Sie hoffte, dass Monsieur Iddekinge ein Mann war, der es auch zu würdigen wusste, wenn sie gut roch - überall gut roch -; denn sie selbst betrachtete Wohlgepflegtheit als unabdingbare Notwendigkeit dieser Profession. Noelle war dabei, sich in einer großen Liga einzureihen, und sie wollte ihre Rolle makellos und bis in die geringste Kleinigkeit vollkommen spielen.

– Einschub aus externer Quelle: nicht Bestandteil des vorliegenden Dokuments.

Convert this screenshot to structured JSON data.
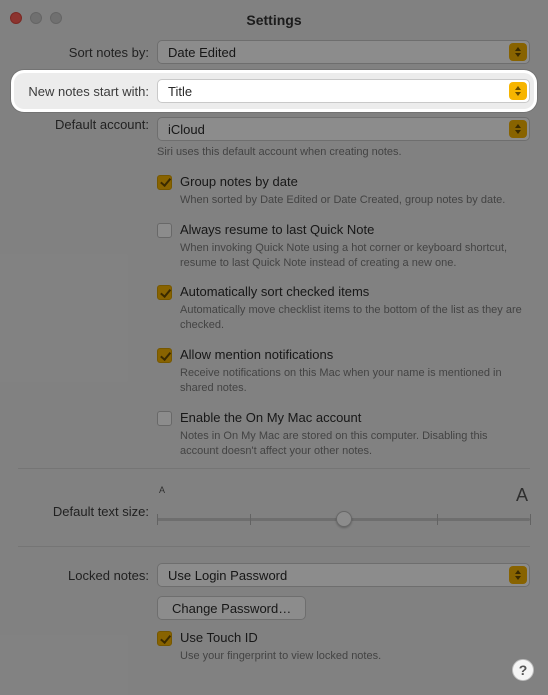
{
  "window": {
    "title": "Settings"
  },
  "form": {
    "sort_label": "Sort notes by:",
    "sort_value": "Date Edited",
    "start_label": "New notes start with:",
    "start_value": "Title",
    "default_acct_label": "Default account:",
    "default_acct_value": "iCloud",
    "default_acct_caption": "Siri uses this default account when creating notes."
  },
  "options": {
    "group": {
      "label": "Group notes by date",
      "caption": "When sorted by Date Edited or Date Created, group notes by date."
    },
    "resume": {
      "label": "Always resume to last Quick Note",
      "caption": "When invoking Quick Note using a hot corner or keyboard shortcut, resume to last Quick Note instead of creating a new one."
    },
    "autosort": {
      "label": "Automatically sort checked items",
      "caption": "Automatically move checklist items to the bottom of the list as they are checked."
    },
    "mentions": {
      "label": "Allow mention notifications",
      "caption": "Receive notifications on this Mac when your name is mentioned in shared notes."
    },
    "onmymac": {
      "label": "Enable the On My Mac account",
      "caption": "Notes in On My Mac are stored on this computer. Disabling this account doesn't affect your other notes."
    }
  },
  "textsize": {
    "label": "Default text size:",
    "small_glyph": "A",
    "large_glyph": "A",
    "ticks": 5,
    "value_index": 2
  },
  "locked": {
    "label": "Locked notes:",
    "value": "Use Login Password",
    "change_pw_label": "Change Password…",
    "touchid_label": "Use Touch ID",
    "touchid_caption": "Use your fingerprint to view locked notes."
  },
  "help_glyph": "?"
}
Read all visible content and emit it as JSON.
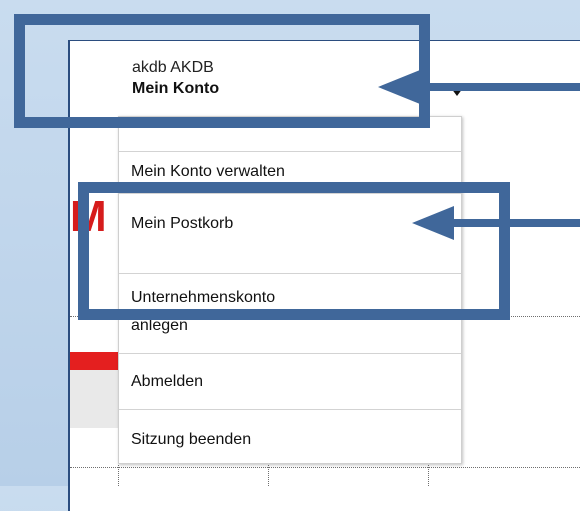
{
  "account": {
    "user": "akdb AKDB",
    "title": "Mein Konto"
  },
  "menu": {
    "items": [
      "Mein Konto verwalten",
      "Mein Postkorb",
      "Unternehmenskonto",
      "anlegen",
      "Abmelden",
      "Sitzung beenden"
    ]
  },
  "background": {
    "logo_letter": "M"
  },
  "colors": {
    "annotation": "#40679a",
    "brand_red": "#e41f1f"
  }
}
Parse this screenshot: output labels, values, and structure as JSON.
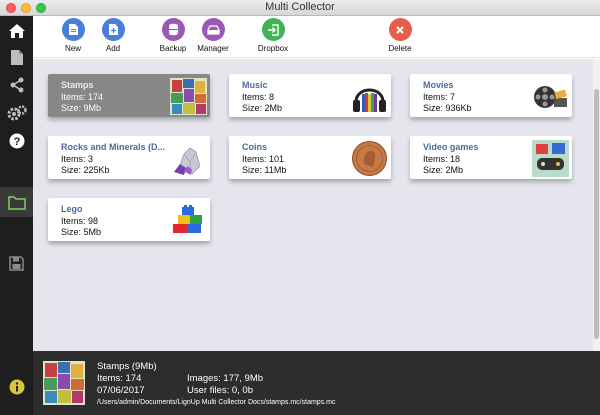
{
  "window": {
    "title": "Multi Collector"
  },
  "toolbar": {
    "buttons": [
      {
        "label": "New",
        "icon": "new-document-icon",
        "color": "#4a7fd8"
      },
      {
        "label": "Add",
        "icon": "add-document-icon",
        "color": "#4a7fd8"
      },
      {
        "label": "Backup",
        "icon": "database-icon",
        "color": "#9b59b6"
      },
      {
        "label": "Manager",
        "icon": "drive-icon",
        "color": "#9b59b6"
      },
      {
        "label": "Dropbox",
        "icon": "exit-icon",
        "color": "#3fb356"
      },
      {
        "label": "Delete",
        "icon": "delete-icon",
        "color": "#e85c4a"
      }
    ]
  },
  "sidebar": {
    "items": [
      {
        "icon": "home-icon"
      },
      {
        "icon": "document-icon"
      },
      {
        "icon": "share-icon"
      },
      {
        "icon": "gears-icon"
      },
      {
        "icon": "help-icon"
      },
      {
        "icon": "folder-icon",
        "active": true
      },
      {
        "icon": "save-icon"
      },
      {
        "icon": "info-icon"
      }
    ]
  },
  "collections": [
    {
      "name": "Stamps",
      "items": "Items: 174",
      "size": "Size: 9Mb",
      "selected": true,
      "thumb": "stamps"
    },
    {
      "name": "Music",
      "items": "Items: 8",
      "size": "Size: 2Mb",
      "thumb": "headphones"
    },
    {
      "name": "Movies",
      "items": "Items: 7",
      "size": "Size: 936Kb",
      "thumb": "film"
    },
    {
      "name": "Rocks and Minerals (D...",
      "items": "Items: 3",
      "size": "Size: 225Kb",
      "thumb": "crystal"
    },
    {
      "name": "Coins",
      "items": "Items: 101",
      "size": "Size: 11Mb",
      "thumb": "penny"
    },
    {
      "name": "Video games",
      "items": "Items: 18",
      "size": "Size: 2Mb",
      "thumb": "games"
    },
    {
      "name": "Lego",
      "items": "Items: 98",
      "size": "Size: 5Mb",
      "thumb": "lego"
    }
  ],
  "info": {
    "title": "Stamps (9Mb)",
    "items": "Items: 174",
    "date": "07/06/2017",
    "images": "Images: 177,  9Mb",
    "user_files": "User files: 0,  0b",
    "path": "/Users/admin/Documents/LignUp Multi Collector Docs/stamps.mc/stamps.mc"
  }
}
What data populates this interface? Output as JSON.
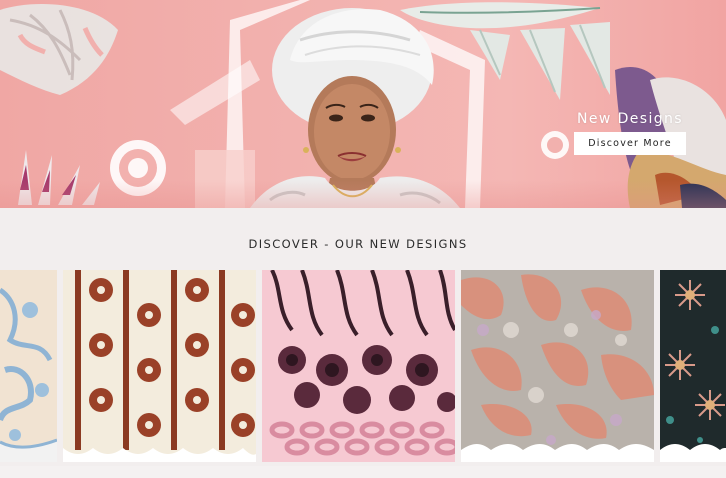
{
  "hero": {
    "title": "New Designs",
    "button_label": "Discover More",
    "background_color": "#f2b1ae"
  },
  "section": {
    "heading": "DISCOVER - OUR NEW DESIGNS"
  },
  "carousel": {
    "items": [
      {
        "name": "blue-lace-fabric",
        "colors": [
          "#f1e3d2",
          "#8fb4d4"
        ]
      },
      {
        "name": "brown-flower-stripe-lace",
        "colors": [
          "#f3ecdd",
          "#8b3a22"
        ]
      },
      {
        "name": "pink-black-floral-lace",
        "colors": [
          "#f6c9d2",
          "#3a1f2a"
        ]
      },
      {
        "name": "peach-grey-cord-lace",
        "colors": [
          "#b9b2ab",
          "#d8917d"
        ]
      },
      {
        "name": "black-pink-sequin-lace",
        "colors": [
          "#1f2a2c",
          "#d99a8a"
        ]
      }
    ]
  }
}
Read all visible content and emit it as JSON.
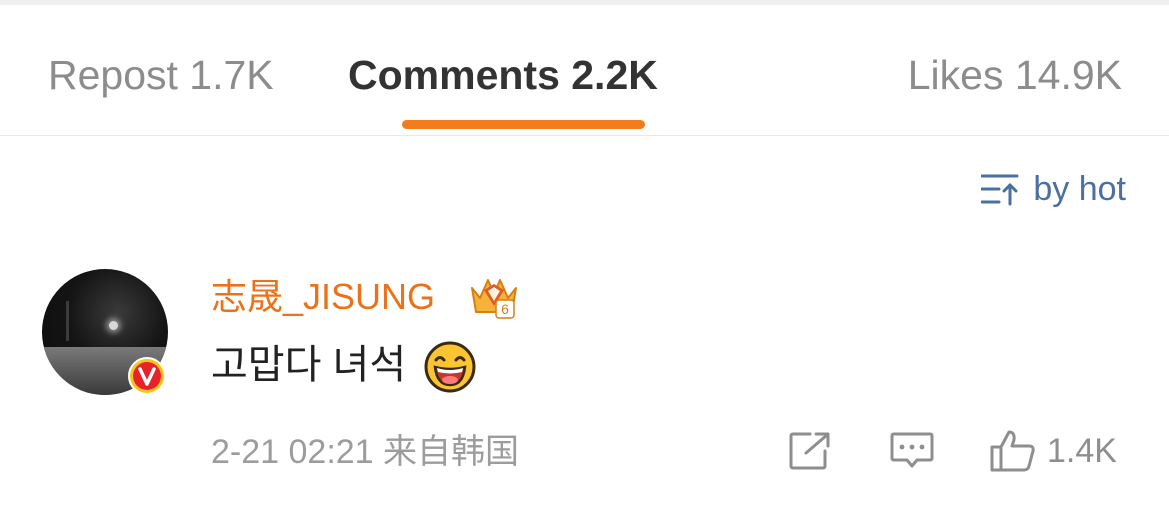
{
  "tabs": {
    "repost": "Repost 1.7K",
    "comments": "Comments 2.2K",
    "likes": "Likes 14.9K"
  },
  "sort": {
    "label": "by hot",
    "icon": "sort-icon"
  },
  "comment": {
    "username": "志晟_JISUNG",
    "text": "고맙다 녀석",
    "emoji": "laughing-emoji",
    "badge": "verified-v-badge",
    "crown": "fan-crown-badge",
    "crown_level": "6",
    "timestamp": "2-21 02:21 来自韩国",
    "like_count": "1.4K"
  },
  "colors": {
    "accent": "#f27e1b",
    "username": "#eb7218",
    "link": "#4a6fa0",
    "muted": "#9c9c9c"
  }
}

Sie ließ sich Zeit zum Ankleiden. Alles musste bis aufs i-Tüpfelchen korrekt sitzen. Das blaue Kleid wirkte ungemein jugendlich und frisch, unterstrich ihre goldblonde Schönheit und ließ keinen Zweifel daran, wie weiblich und wohlgeformt ihre Brüste und Hüften waren. Dann bürstete sie noch einmal gründlich ihr schimmerndes, glattes Haar, zog sorgfältig die Lippen nach und war fertig.
Als sie die Bungalowtür aufmachte, sah sie Arjen Calkoen am Türrahmen seines Häuschens lehnen.

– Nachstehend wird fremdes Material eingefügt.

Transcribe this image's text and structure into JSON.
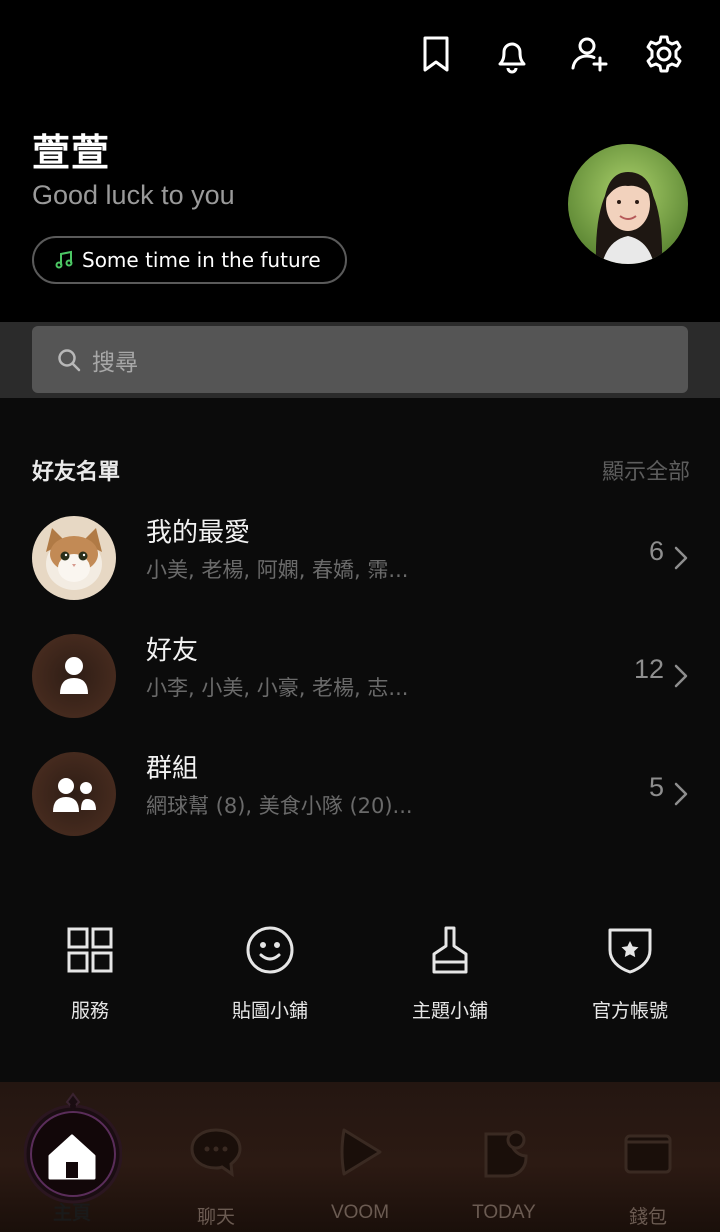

„Ich bin schon wieder weg“, rief sie ihm lachend zu. Sie überspielte damit das kleine Unbehagen darüber, dass sie diesem netten Kerl schon wieder etwas vorlügen musste.

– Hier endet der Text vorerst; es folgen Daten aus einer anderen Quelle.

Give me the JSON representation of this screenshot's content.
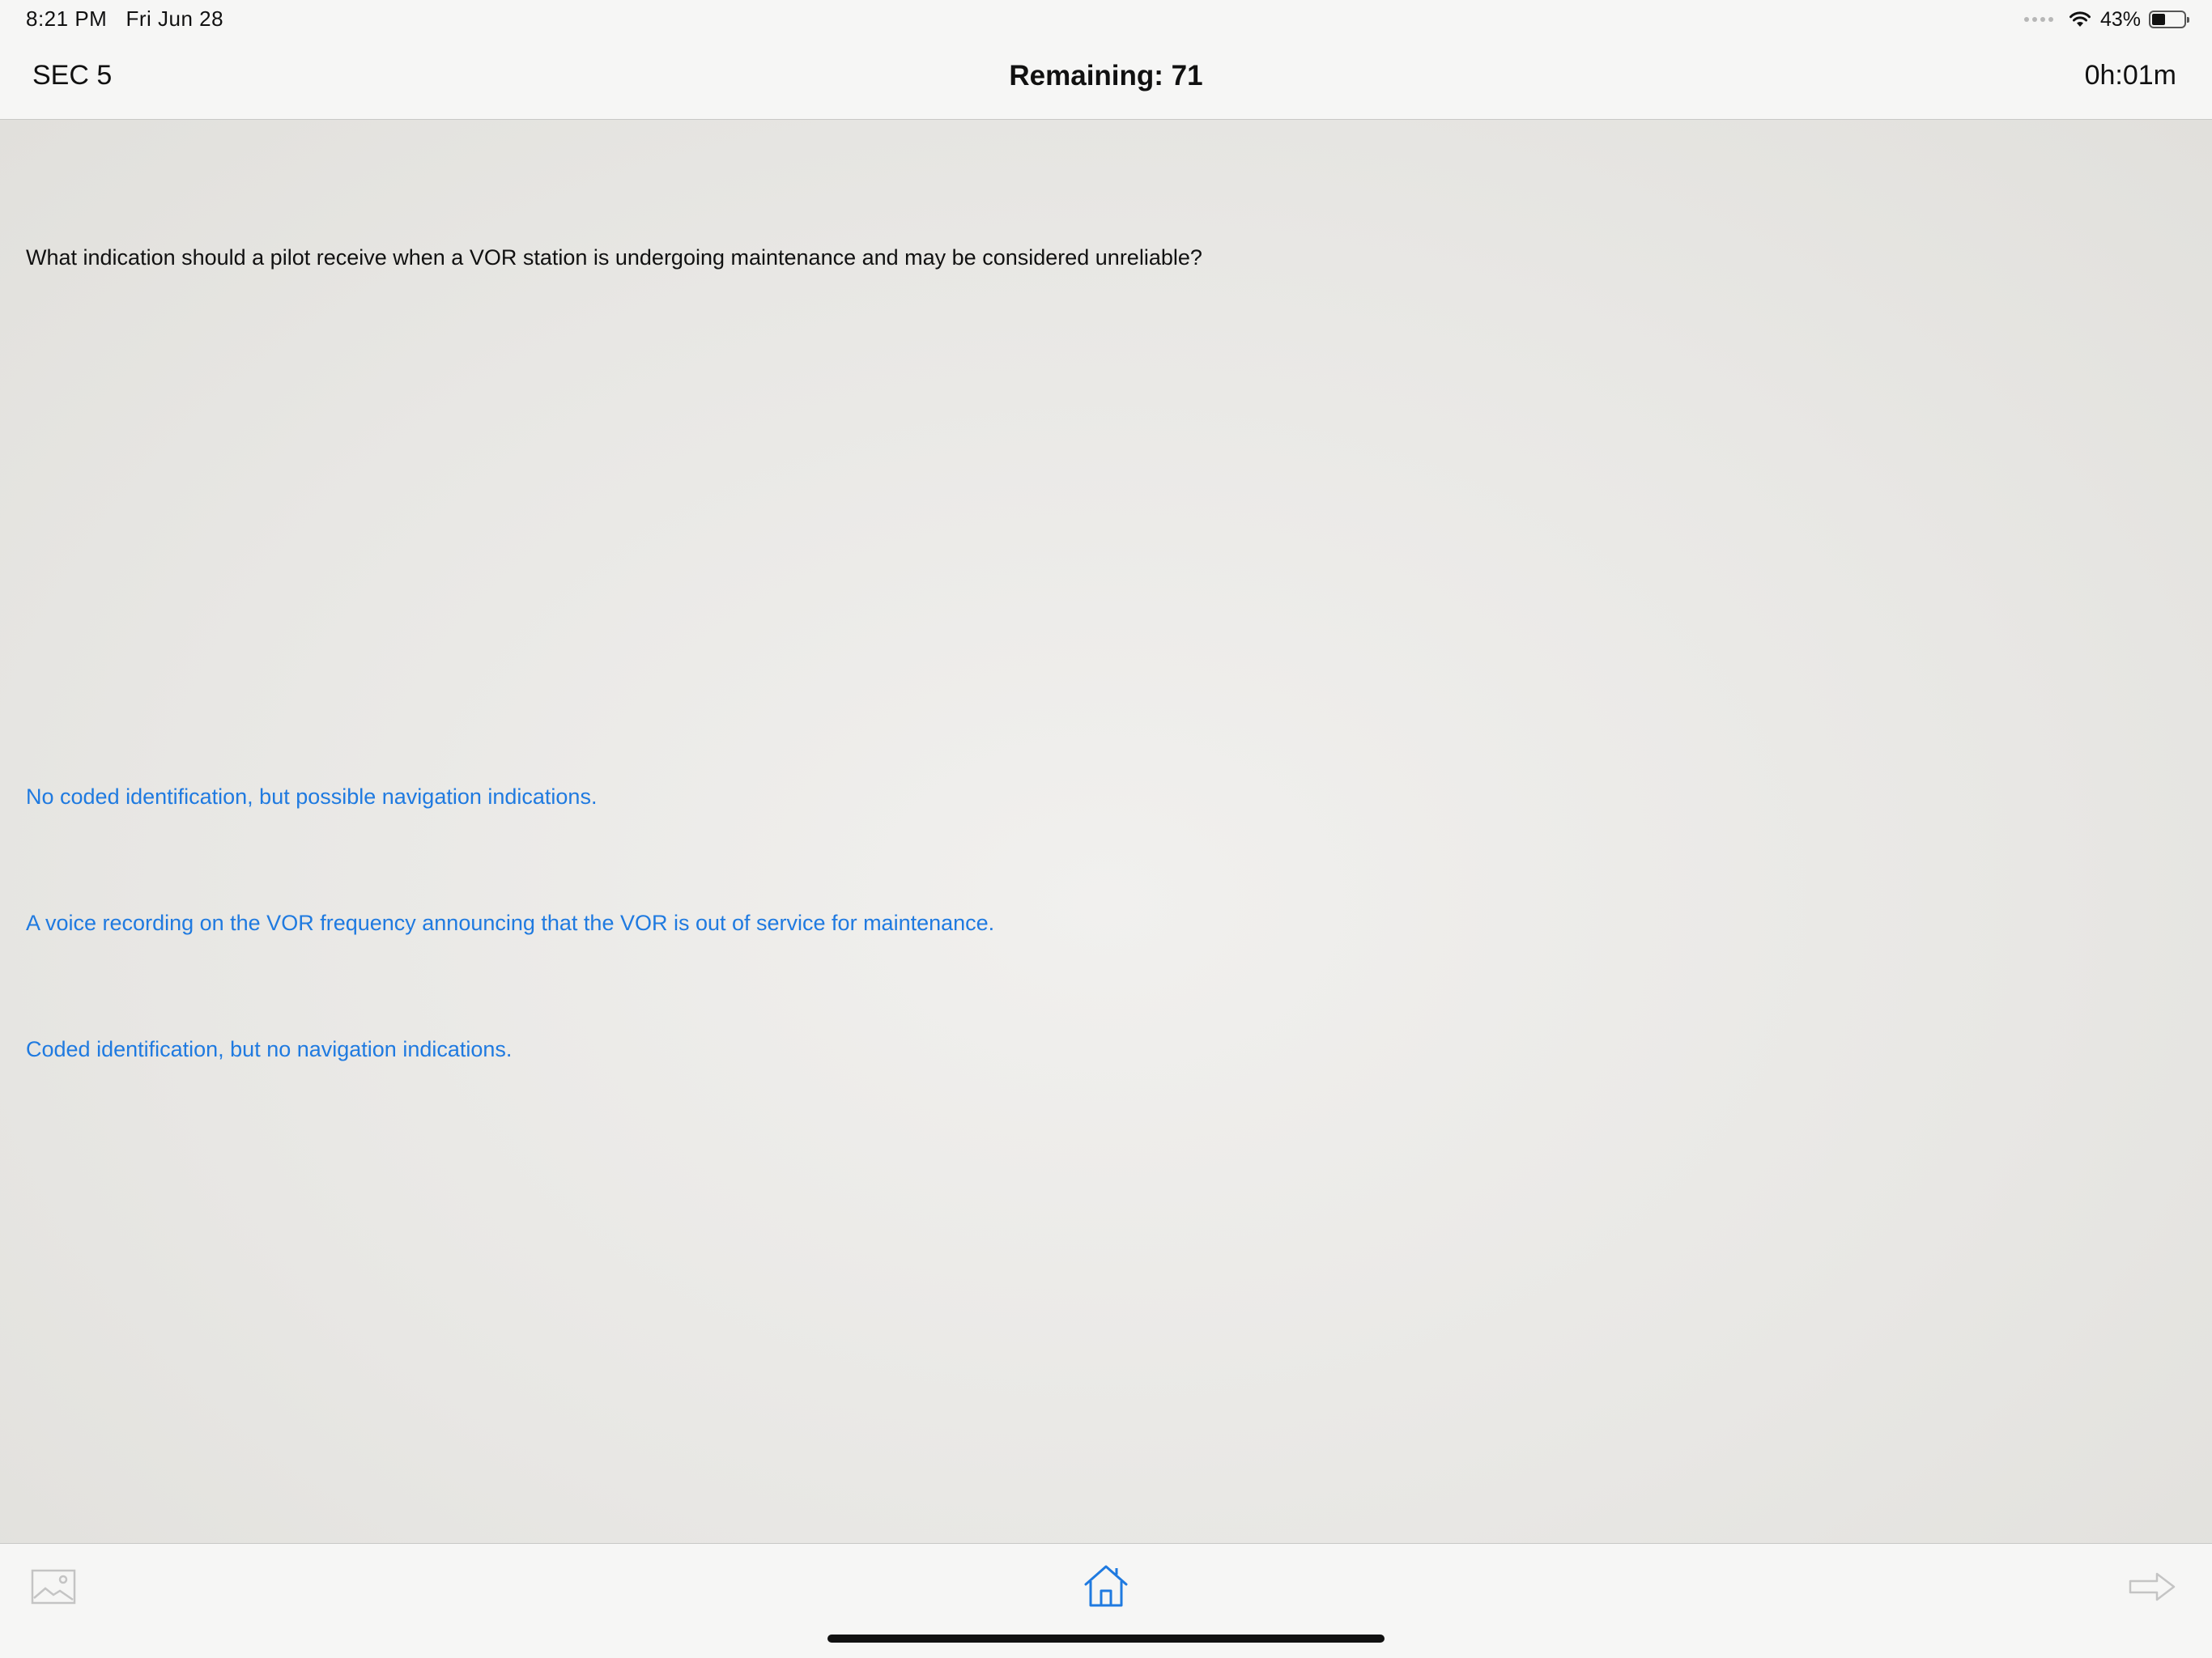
{
  "status_bar": {
    "time": "8:21 PM",
    "date": "Fri Jun 28",
    "battery_percent": "43%",
    "battery_level": 0.43,
    "wifi_icon": "wifi-icon",
    "battery_icon": "battery-icon"
  },
  "nav": {
    "section": "SEC 5",
    "remaining": "Remaining: 71",
    "timer": "0h:01m"
  },
  "question": {
    "text": "What indication should a pilot receive when a VOR station is undergoing maintenance and may be considered unreliable?"
  },
  "answers": [
    {
      "text": "No coded identification, but possible navigation indications."
    },
    {
      "text": "A voice recording on the VOR frequency announcing that the VOR is out of service for maintenance."
    },
    {
      "text": "Coded identification, but no navigation indications."
    }
  ],
  "toolbar": {
    "image_icon": "image-icon",
    "home_icon": "home-icon",
    "next_icon": "arrow-right-icon"
  },
  "colors": {
    "accent": "#1f7ae0",
    "text": "#111111",
    "bar_background": "#f6f6f5",
    "disabled_icon": "#c4c4c4"
  }
}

„Der Model-Job?“, fragte er.
„Noch nichts Endgültiges. So was wie ein Vorstellungsgespräch.“
„Ah, ich verstehe.“
„Wie sehe ich aus?“
Arjen grinste und musterte sie voll Bewunderung. „Du brauchst dir, weiß Gott, keine Sorgen zu machen. Wie könntest du auch nur einem Menschen nicht gefallen?“
„Oh, vielen Dank, Arjen. Du bist lieb.“
„Gehst du von dort aus direkt zur Arbeit?“
„Wahrscheinlich.“
Er nickte und verlagerte sein Gewicht auf das andere lange Bein. „Glaubst du, dass du Lust auf ein Mondscheinbad hast, wenn du nach Hause kommst?“
Noelle krümmte sich innerlich vor Unbehagen. „Vielleicht. Und wenn, dann klopfe ich bei dir oder schicke dir eine SMS.“
Arjen lachte so, als rechne er gar nicht damit. „Klar, das tust du auch, nicht wahr? Bis später dann, was?“
Noelle winkte ihm zu und ging zur Straße. Sie war ärgerlich auf sich selbst, weil sie sich immer in seiner Gegenwart so schuldbewusst fühlte. Er schien ein besonderes Talent dafür zu haben, dass sie eine ganze Menge Gefühle kennenlernte, die, wie sie wusste, sinnlos, dumm und überflüssig waren, weil sie ihr Unbehagen machten. Wohin sollte, zum Teufel, eine Liebesaffäre führen, die nur mit überzogenen Konten, Gerichtsvollziehern und dürftigen Mahlzeiten aus Konservendosen enden konnte?
Nein, das war kein Drehbuch für Noelle Enckevort!
Sie war zu weit herumgekommen, als dass sie sich noch in diese zärtliche Falle locken ließe. Außerdem hatte Arjen als Schriftsteller absolut keine Chance, solange er nicht mit diesem intellektuellen Unsinn aufhörte, auf dem er bestand und von dem er nicht lassen wollte. Wer wollte schon schwarz auf weiß unter die Nase gerieben bekommen, dass er im Grund doch nur ein recht dummer Hund war? Er müsste endlich selbst ein bisschen lebenstüchtiger und klüger werden und sich entweder einen Job suchen, von dem er leben konnte, oder sich auf Romane umstellen, die jeder kaufte.
Dieser blöde Affe... ein netter Kerl, ganz gewiss. Trotzdem ein blöder Affe.
An der Ecke kam der Bus zum Stehen, und Noelle hob ihren Rock an, um die hohe Stufe ersteigen zu können. Nachdem sie bezahlt hatte, schlängelte sie sich nach hinten, da dort ein bisschen mehr Platz und Luft zum Atmen zu sein schien. Sie hielt sich an einer Stange fest, um nicht an der nächsten Haltestelle aus dem Stand geworfen zu werden. Das war gut so, denn Noelle musste noch immer über den jungen Schriftsteller nachdenken, der seit drei Monaten ihr Nachbar war.